Shangganling (《上甘岭》 (Shànggānlǐng)) is a 1956 Chinese war film, also translated as Battle of Shangganling and Battle on Shangganling Mountain. It depicts the Battle of Triangle Hill (Shangganling in Chinese) during the Korean War, an especially bloody battle that resulted in eventual Chinese victory.

The film follows a group of Chinese People's Volunteer Army soldiers who are holding Triangle Hill for several days against the U.S. Army and the Republic of Korea Army. Short of both food and water, they hold their ground until the relief troops arrive. The movie shows Chinese victory over the American invasion, and the People's Volunteer Army soldiers were shown as Chinese war heroes.

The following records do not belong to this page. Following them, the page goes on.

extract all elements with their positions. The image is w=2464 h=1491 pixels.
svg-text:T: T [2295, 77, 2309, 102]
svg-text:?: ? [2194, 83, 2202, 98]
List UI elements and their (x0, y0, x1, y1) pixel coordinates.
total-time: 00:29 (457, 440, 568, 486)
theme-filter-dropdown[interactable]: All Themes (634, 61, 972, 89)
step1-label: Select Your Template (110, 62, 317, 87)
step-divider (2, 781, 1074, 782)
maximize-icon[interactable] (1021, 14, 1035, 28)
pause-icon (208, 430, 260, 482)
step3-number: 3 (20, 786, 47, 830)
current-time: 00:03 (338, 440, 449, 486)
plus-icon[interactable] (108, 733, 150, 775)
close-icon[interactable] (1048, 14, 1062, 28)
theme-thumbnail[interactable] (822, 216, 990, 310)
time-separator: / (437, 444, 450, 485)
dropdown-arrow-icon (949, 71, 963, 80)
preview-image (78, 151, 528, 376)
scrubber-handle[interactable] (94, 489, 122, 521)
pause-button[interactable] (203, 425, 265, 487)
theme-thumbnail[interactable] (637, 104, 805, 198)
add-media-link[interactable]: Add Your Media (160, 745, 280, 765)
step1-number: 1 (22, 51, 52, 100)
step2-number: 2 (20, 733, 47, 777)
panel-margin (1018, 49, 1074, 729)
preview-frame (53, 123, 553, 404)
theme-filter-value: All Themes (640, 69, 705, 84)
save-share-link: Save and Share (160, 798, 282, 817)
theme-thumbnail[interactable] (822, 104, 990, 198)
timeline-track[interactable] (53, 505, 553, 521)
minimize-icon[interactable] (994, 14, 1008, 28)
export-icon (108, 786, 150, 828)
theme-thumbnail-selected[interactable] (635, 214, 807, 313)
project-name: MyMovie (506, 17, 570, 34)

The film's style and view of the battle have been contrasted with the 1959 American film Pork Chop Hill.

==The spirit of Shangganling==
The Battle of Shangganling has become a symbol of Chinese "die for the sake of motherland" heroism, and also the symbol of fighting spirit of the Chinese military. Taking into account of the absolute superiority of American ground artillery power and air power, resulting in the People's Volunteer Army regaining their original positions against high American and South Korean casualties, the Chinese promote it as a military victory with emphasis on Chinese soldier's endurance and sacrifice.

==White House performance controversy==
On 19 January 2011, pianist Lang Lang played the theme song of this movie at a White House state dinner for Chinese President Hu Jintao. The event generated controversies within both US and China, similar to the "anti-Soviet" music of composer Dmitri Shostakovich.